Wednesday 18 July 2007

Goodbye Zloty. Hello Koruna!

Last night, I said my sad goodbyes to the amazing city of Krakow. For the first time since leaving Adelaide, I was actually quite sad to catch that train. Krakow is a place full of history, culture, food and life. I will miss the Elvis puppeteer in the market square as much as I will miss the crazed old woman who would stand listlessly, motionless, two doors from our hostel. I will also miss Slavek, the hostel owner, but not for long - his day job, taking Poles on international tours, will lead him to having a beer with me in Melbourne in early October.

I continued the Jewish pilgrimage part of my holiday yesterday by visiting what was once the Krakow ghetto; an area cordoned off by the Nazis, which became the scene of a slaughter. Apparently 95% of Krakow's Jewish population was killed during World War II. I wasn't any more aware of this than when I walked up the stairs to visit what was Oskar Schindler's office, in an industrial area just outside the ghetto. That was in many ways more real, and more intense, than Auschwitz itself.

There were things I missed in Poland. My first experience of potato pancakes came on the train today, having continually missed my opportunities on 'traditional' food in the Jewish quarter. I also decided to eat with fellow hostellers in the Vegetarian restaurant, rather than rush to the nightly Chopin concerts. However, I ate zurek (white borscht) and pierogi, and washed is down with apple juice flavoured with garlic, chives and cinnamon. So I think I made the right choice.

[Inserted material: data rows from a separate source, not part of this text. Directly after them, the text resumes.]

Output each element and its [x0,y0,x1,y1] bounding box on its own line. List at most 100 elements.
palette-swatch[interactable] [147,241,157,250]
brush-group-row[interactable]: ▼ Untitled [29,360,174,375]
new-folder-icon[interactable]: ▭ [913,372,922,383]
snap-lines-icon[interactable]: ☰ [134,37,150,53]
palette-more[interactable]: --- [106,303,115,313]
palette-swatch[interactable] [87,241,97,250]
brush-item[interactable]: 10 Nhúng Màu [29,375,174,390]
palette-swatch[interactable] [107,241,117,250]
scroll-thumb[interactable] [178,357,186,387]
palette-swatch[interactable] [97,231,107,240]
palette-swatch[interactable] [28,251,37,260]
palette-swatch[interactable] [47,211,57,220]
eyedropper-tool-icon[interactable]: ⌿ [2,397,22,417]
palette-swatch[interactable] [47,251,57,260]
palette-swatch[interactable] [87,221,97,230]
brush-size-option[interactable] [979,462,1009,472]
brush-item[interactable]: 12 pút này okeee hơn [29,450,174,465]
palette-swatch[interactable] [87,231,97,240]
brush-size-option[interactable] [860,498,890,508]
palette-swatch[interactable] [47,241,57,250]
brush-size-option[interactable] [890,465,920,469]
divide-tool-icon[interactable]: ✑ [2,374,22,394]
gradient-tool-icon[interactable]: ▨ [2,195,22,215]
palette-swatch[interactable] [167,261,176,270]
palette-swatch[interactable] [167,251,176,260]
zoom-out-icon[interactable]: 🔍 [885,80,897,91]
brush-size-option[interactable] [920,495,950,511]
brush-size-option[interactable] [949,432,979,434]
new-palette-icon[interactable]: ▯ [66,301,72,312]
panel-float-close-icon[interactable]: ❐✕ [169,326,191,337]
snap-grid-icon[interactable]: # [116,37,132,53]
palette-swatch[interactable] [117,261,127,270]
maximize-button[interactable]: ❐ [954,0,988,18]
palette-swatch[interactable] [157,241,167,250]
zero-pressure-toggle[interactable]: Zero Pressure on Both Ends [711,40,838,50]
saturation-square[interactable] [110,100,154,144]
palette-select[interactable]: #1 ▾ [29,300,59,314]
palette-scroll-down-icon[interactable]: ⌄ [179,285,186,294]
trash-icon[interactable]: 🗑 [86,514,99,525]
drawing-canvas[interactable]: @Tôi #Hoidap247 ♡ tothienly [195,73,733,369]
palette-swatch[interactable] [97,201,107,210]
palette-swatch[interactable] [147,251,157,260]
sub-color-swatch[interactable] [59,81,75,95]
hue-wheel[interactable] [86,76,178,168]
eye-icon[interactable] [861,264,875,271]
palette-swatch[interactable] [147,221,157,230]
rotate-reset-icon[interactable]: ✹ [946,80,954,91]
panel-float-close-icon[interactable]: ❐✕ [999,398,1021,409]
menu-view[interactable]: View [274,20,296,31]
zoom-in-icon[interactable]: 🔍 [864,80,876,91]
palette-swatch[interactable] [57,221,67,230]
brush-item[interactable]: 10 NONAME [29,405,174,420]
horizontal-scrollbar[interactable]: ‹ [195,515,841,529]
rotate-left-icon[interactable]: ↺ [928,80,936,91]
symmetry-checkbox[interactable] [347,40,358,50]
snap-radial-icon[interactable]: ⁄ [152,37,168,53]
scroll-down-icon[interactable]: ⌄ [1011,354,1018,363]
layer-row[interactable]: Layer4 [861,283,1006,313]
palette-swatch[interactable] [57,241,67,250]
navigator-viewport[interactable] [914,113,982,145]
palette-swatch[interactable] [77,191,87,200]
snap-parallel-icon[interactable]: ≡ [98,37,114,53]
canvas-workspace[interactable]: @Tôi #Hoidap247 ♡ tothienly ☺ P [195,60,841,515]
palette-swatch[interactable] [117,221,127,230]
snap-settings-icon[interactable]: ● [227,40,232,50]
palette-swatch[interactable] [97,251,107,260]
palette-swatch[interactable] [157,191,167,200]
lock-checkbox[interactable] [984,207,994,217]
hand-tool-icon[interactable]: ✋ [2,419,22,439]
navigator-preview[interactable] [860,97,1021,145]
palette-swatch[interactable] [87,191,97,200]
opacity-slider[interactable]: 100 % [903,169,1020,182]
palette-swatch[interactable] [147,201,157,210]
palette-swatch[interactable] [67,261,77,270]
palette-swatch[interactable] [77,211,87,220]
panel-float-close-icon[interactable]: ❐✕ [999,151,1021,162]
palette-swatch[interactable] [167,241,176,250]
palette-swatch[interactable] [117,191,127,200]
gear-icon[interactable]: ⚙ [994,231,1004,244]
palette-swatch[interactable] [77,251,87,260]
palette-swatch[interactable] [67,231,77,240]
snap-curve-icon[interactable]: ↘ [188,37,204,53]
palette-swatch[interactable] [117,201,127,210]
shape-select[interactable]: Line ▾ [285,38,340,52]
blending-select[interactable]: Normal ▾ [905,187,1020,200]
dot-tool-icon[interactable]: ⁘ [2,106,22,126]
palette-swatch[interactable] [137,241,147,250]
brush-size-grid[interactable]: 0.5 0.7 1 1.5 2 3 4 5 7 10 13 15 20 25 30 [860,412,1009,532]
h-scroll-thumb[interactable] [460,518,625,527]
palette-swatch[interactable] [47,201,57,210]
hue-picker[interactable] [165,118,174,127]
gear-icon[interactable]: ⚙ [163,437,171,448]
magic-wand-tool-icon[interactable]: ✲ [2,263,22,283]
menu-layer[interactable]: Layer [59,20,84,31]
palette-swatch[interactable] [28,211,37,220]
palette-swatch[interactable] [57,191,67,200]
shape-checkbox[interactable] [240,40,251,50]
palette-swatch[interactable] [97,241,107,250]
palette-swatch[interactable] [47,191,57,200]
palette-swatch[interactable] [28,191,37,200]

This morning's train was amazingly pleasant, considering the horrendous experience between Berlin and Krakow. This train was separated into compartments, where I spent much of my trip talking to an Australian girl whose name I am sure I never discovered. I wonder if the fragile, doll-like Czech girl beside us could speak English, and what she might have thought of our conversation. The best part of the train, however, was clearly the 'restaurant'. Most European trains have a small cafe, serving bad filtered coffee and month-old muffins at hyperinflated prices. This train, however, had a sit down restaurant, where we were led to a table and handed menus. Potato pancakes were followed by a huge omelette on a bed of baked potatoes. When an impatient, middle-aged man approached the cook, he was sternly but happily told, 'This is a restaurant! This is not KFC!'

It was a carriage on a Poland to Czech train.

At least it wasn't the night train, where I'm told many people have had their belongings stolen by enterprising thieves using sleeping gas to ensure their victims don't wake while their compartments are emptied. My fellow Krakow-Prague travellers, however, chose the night train, and when I went up to see them asleep in our dorm room, I found the only thing that went missing were John's tennis shoes. Which are still in a dorm room at the Ars Hostel.

And so I'm in Prague. This makes it eight countries in less than three weeks. And about eight hours sleep in three days. As my anonymous fellow traveller and I agreed somewhere in the Czech countryside over our non-KFC delightes - we're really not on holiday. But then, I am in Prague.